You cannot just set this stuff up and leave it alone. You have to spend a few hours a month making sure that what your supporters found interesting before is still interesting. Or, if a new social media platform comes out, you’ll have to adapt. You’ll have to pay attention to the news and respond if relevant media coverage might affect you or your services. These things are not difficult to do, or overly time-consuming. It’s much easier to check your Google Analytics page once a week than it is to keep pumping out press releases and social media posts that have zero views and get you nowhere.
In a nutshell, the steps to beginning crowdsourcing are:
- Establish an online presence.
- Establish data collection and analysis tools.

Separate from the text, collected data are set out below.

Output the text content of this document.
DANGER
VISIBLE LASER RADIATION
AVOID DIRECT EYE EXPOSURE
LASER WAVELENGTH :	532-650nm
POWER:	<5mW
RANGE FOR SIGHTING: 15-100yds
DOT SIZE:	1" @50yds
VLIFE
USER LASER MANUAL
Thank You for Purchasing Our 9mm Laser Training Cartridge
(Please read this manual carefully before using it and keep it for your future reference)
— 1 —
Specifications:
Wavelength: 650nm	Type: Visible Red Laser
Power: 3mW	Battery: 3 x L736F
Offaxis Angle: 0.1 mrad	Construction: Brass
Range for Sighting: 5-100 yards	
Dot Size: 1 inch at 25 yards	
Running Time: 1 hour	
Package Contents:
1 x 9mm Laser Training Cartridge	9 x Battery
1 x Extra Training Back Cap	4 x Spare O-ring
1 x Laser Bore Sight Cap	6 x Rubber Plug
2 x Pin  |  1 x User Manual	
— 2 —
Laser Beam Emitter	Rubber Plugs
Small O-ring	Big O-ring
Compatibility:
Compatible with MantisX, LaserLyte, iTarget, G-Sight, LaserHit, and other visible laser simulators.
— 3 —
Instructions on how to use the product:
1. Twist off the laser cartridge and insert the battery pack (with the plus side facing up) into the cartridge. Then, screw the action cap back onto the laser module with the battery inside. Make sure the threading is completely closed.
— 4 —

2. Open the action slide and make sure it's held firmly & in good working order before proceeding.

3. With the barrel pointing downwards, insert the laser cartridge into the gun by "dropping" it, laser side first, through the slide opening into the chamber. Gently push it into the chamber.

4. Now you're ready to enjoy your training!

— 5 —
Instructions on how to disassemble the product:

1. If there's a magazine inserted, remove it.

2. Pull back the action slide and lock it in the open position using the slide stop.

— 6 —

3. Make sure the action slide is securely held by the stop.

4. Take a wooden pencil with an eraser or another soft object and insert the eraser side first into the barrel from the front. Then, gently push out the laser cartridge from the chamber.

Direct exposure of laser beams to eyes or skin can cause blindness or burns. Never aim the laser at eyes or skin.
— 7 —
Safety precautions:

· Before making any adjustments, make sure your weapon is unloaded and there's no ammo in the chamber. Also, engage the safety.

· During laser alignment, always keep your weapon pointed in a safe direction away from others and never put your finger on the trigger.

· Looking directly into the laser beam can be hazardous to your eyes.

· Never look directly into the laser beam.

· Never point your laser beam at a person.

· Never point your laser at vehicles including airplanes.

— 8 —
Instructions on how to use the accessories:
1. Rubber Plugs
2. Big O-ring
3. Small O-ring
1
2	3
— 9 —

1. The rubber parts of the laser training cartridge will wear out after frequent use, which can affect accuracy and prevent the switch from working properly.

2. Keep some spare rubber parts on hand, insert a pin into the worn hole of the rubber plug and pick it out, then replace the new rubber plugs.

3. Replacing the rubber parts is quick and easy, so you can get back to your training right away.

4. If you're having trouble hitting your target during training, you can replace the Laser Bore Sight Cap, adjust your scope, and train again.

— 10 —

- Get people to look at your stuff and sympathize. (Get more people using step 2.)
- Ask them for something.
Examples of Successful Nonprofit Crowdsourcing:
Any volunteers can be found through VolunteerMatch, Idealist, or any other online platform.
A community center needs its roof repaired. It asks its newsletter subscribers.
A New York radio host wants to know the cost of food in different neighborhoods across New York City. It asks its listeners to comment with the prices and where they live.
A Charter School attempts to raise enough funds to open.